Wir glauben nicht, dass diese Patienten eine Netzhautpathologie hatten, die ihre Gesichtsfelddefekte erklären könnte. Abgesehen von vereinzelten Drusen in der peripheren Netzhaut eines Patienten waren die funduskopischen Untersuchungen bei unseren Patienten völlig normal. Wir können uns kein Netzhautproblem vorstellen, das einen so tiefgreifenden bilateralen nasalen Gesichtsfelddefekt bei perfekter Einhaltung des vertikalen Meridians und einer völlig normalen funduskopischen Untersuchung verursachen würde. Ebenso ist eine wie auch immer geartete Optikusneuropathie eine unwahrscheinliche Erklärung angesichts des Fehlens einer sichtbaren Optikusatrophie und der intakten Nervenfaserschicht bei diesen Patienten. Beide Patienten wiesen eine subnormale Sehschärfe auf, obwohl die ältere Patientin (Fall 2) einen Katarakt hatte, der ihre geringfügig reduzierte Sehschärfe leicht erklärte. Allerdings hatten beide Patienten auch ein subnormales Farbensehen. Dies könnte ein Artefakt des Tests gewesen sein. Patienten mit homonymer Hemianopie weisen bei Standardtestverfahren häufig ein subnormales Farbensehen auf. Es ist möglich, dass unsere Patienten einfach aufgrund des Gesichtsfelddefizits schlecht abschnitten und nicht aufgrund einer echten Farbsehstörung. Bei keinem der Patienten gab es eindeutige Hinweise auf eine Optikusneuropathie.

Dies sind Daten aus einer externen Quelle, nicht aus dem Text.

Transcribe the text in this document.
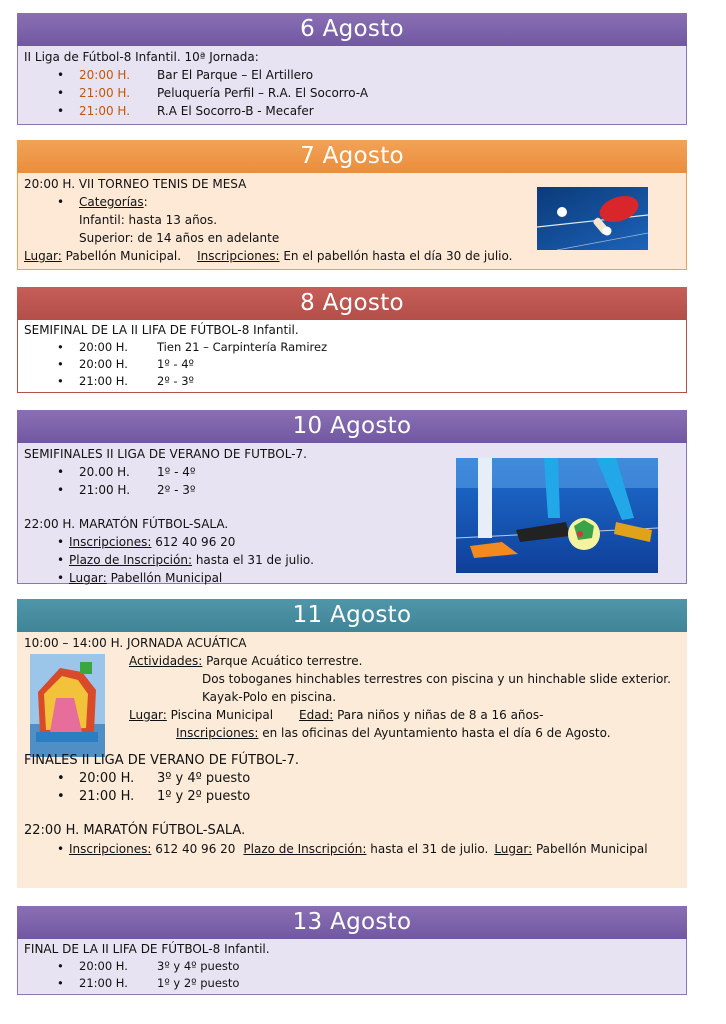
6 Agosto
II Liga de Fútbol-8 Infantil. 10ª Jornada:
• 20:00 H. Bar El Parque – El Artillero
• 21:00 H. Peluquería Perfil – R.A. El Socorro-A
• 21:00 H. R.A El Socorro-B - Mecafer
7 Agosto
20:00 H. VII TORNEO TENIS DE MESA
• Categorías:
Infantil: hasta 13 años.
Superior: de 14 años en adelante
Lugar: Pabellón Municipal. Inscripciones: En el pabellón hasta el día 30 de julio.
8 Agosto
SEMIFINAL DE LA II LIFA DE FÚTBOL-8 Infantil.
• 20:00 H.	Tien 21 – Carpintería Ramirez
• 20:00 H.	1º - 4º
• 21:00 H.	2º - 3º
10 Agosto
SEMIFINALES II LIGA DE VERANO DE FUTBOL-7.
• 20.00 H. 1º - 4º
• 21:00 H. 2º - 3º
22:00 H. MARATÓN FÚTBOL-SALA.
• Inscripciones: 612 40 96 20
• Plazo de Inscripción: hasta el 31 de julio.
• Lugar: Pabellón Municipal
11 Agosto
10:00 – 14:00 H. JORNADA ACUÁTICA
Actividades: Parque Acuático terrestre.
Dos toboganes hinchables terrestres con piscina y un hinchable slide exterior.
Kayak-Polo en piscina.
Lugar: Piscina Municipal Edad: Para niños y niñas de 8 a 16 años-
Inscripciones: en las oficinas del Ayuntamiento hasta el día 6 de Agosto.
FINALES II LIGA DE VERANO DE FÚTBOL-7.
• 20:00 H. 3º y 4º puesto
• 21:00 H. 1º y 2º puesto
22:00 H. MARATÓN FÚTBOL-SALA.
• Inscripciones: 612 40 96 20 Plazo de Inscripción: hasta el 31 de julio. Lugar: Pabellón Municipal
13 Agosto
FINAL DE LA II LIFA DE FÚTBOL-8 Infantil.
• 20:00 H.	3º y 4º puesto
• 21:00 H.	1º y 2º puesto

Wir vermuten eine kongenitale Ätiologie für diese binasalen Gesichtsfelddefekte. Obwohl wir nicht beweisen können, dass die Gesichtsfelddefekte bei unseren Patienten von Geburt an vorhanden waren, deutet das völlige Fehlen von Symptomen stark auf ein sehr lange bestehendes Problem hin. Patienten mit kongenitaler homonymer Hemianopie sind häufig asymptomatisch (6). Ebenso sind Patienten mit anderen angeborenen Gesichtsfelddefekten, wie z. B. den monokularen Höhendefekten bei Patienten mit „Topless-Disc-Syndrom“, in der Regel asymptomatisch (7). Neuroimaging-Untersuchungen bei unseren beiden Patienten ergaben keine erkennbaren Anomalien der Sehnerven, des Chiasmas, der postchiasmalen Sehbahnen oder des okzipitalen Kortex. Die binasalen Felddefekte könnten auf einen Defekt in der normalen Sortierung und Segregation von retinalen Ganglienaxonpopulationen, die dekussieren, und solchen, die ipsilateral bleiben, wenn sie von den Sehnerven in das Chiasma opticum eintreten, zurückzuführen sein. Solche Sortierfehler sind bei Albinismus beschrieben worden, bei dem ipsilateral bestimmte temporale Netzhautfasern fälschlicherweise dekussieren und kontralateral am Chiasma opticum projizieren. Bei menschlichen Albinos führt dies jedoch nicht zu einer binasalen Hemianopie. Beim achiasmatischen Syndrom dekussieren die nasalen Netzhautfasern nicht adäquat am Chiasma und projizieren stattdessen zusammen mit den temporalen Netzhautfasern ipsilateral in Richtung der lateralen genikulären Kerne (8). Pomeranz und Lessell beschrieben eine Familie, in der eine hereditäre, wahrscheinlich autosomal rezessive chiasmatische Optikusneuropathie auftrat, bei der alle Geschwister bitemporale Gesichtsfelddefekte aufwiesen (9). Unsere Patienten könnten Beispiele für ein kongenitales temporales retinales Axon-Missorting-Syndrom darstellen. Das Fehlen einer Optikusatrophie deutet jedoch darauf hin, dass die Pathologie wahrscheinlich in den postgenikulären Sehbahnen zu finden ist. Der angeborene Defekt scheint zu einer fehlenden kortikalen Repräsentation der retinalen Ganglienzellen aus der temporalen Hälfte jeder Netzhaut geführt zu haben. Was auch immer das neuroanatomische Korrelat sein mag, es führt zu isolierten binasalen Gesichtsfelddefekten ohne erkennbare strukturelle Anomalien des Chiasma opticum, des Sehnervs oder der postchiasmalen Sehbahnen.